Thursday, 9 July 2015

For the Love of a Stone Stoep

Every weekend brings new surprises with Keith chipping away at long overdue maintenance issues. With the garden embracing winter, everything has stopped growing but the oaks are hanging onto their brown leaves as usual. With the leaves being brown some people tend to ask why the trees died. I always find it strange that many people are not in tune with the seasons and the changes it brings to a garden. The roses are preparing themselves for pruning this week and in celebration of winter they donated a colourful and fragrant bouquet of blooms to the house.

Before the pruning
Keith finished grouting the stone stoep in front of the kitchen door, a difficult task that takes planning and measuring because one is working with uneven stones. The stone surface needs to slope away from the house and that takes skill but then Keith has got the skill and determination to make sure that it happens that way. I just love the completed stone stoep and I catch the house proudly pushing out its chest. I feel like getting a chair and a bottle of wine and sitting under the bare oak just watching the stoep until I get used to how amazing it looks.

The completed stoep
One gets used to incomplete projects on the property because there is always something else that is more urgent. But when it gets completed it is the most amazing feeling and one just wants to look at it until it just becomes part of the familiar visual landscape. 

Another view of the Stoep
All the doors have got their weatherboards fitted and painted with a pink wood primer. It looks like the green doors are standing there with pink feet. It is perfect for winter as it will keep the rain away from the thresholds.

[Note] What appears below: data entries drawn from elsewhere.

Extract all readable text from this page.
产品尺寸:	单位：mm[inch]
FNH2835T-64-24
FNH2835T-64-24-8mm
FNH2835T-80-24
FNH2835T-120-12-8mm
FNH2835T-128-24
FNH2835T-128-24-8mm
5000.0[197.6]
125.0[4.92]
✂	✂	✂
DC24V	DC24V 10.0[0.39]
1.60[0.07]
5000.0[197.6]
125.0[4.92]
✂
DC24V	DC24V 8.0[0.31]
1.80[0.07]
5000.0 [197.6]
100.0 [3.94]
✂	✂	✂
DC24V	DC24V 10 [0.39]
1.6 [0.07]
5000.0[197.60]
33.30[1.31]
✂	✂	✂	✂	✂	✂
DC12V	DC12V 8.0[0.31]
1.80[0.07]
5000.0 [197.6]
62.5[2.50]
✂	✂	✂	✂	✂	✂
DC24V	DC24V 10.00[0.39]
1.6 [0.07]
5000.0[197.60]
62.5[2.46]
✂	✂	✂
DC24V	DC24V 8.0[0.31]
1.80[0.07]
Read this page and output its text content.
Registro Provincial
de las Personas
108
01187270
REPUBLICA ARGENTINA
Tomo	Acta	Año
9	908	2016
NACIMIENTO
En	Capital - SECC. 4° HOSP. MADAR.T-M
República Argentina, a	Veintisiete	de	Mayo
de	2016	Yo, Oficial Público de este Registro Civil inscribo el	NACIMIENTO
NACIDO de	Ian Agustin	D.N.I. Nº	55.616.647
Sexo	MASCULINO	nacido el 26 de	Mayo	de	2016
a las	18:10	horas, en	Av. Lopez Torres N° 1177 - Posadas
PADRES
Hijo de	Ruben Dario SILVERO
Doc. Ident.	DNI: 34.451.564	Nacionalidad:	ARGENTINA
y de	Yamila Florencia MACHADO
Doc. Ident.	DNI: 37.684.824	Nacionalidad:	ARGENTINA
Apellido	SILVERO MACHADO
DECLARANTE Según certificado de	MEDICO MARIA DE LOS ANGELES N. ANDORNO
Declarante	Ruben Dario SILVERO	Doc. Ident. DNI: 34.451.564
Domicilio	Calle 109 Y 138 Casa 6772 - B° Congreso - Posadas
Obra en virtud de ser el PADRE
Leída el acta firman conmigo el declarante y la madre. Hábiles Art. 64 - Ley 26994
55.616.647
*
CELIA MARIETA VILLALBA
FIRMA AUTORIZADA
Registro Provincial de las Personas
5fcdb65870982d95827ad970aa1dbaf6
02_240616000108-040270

Keith has replaced all the broken pickets and the vegetable garden is guarded by rows and rows of pink pickets waiting for their green layer of paint. The pickets were damaged by people unable to resist temptation and reaching over the fence for the citrus fruit. We still have to find a solution to protect the fence from such behaviour. 

Pink Pickets
The property is becoming more monochromatic as more and more plants lose their leaves. The seasons in the valley contrast sharply in their look and character so that one can never doubt which season the property is in at any given time.

1 comment:

  1. From oral history we know that this stoep area played a very important role in the social interaction of the working farm. It is above all a reference to that history.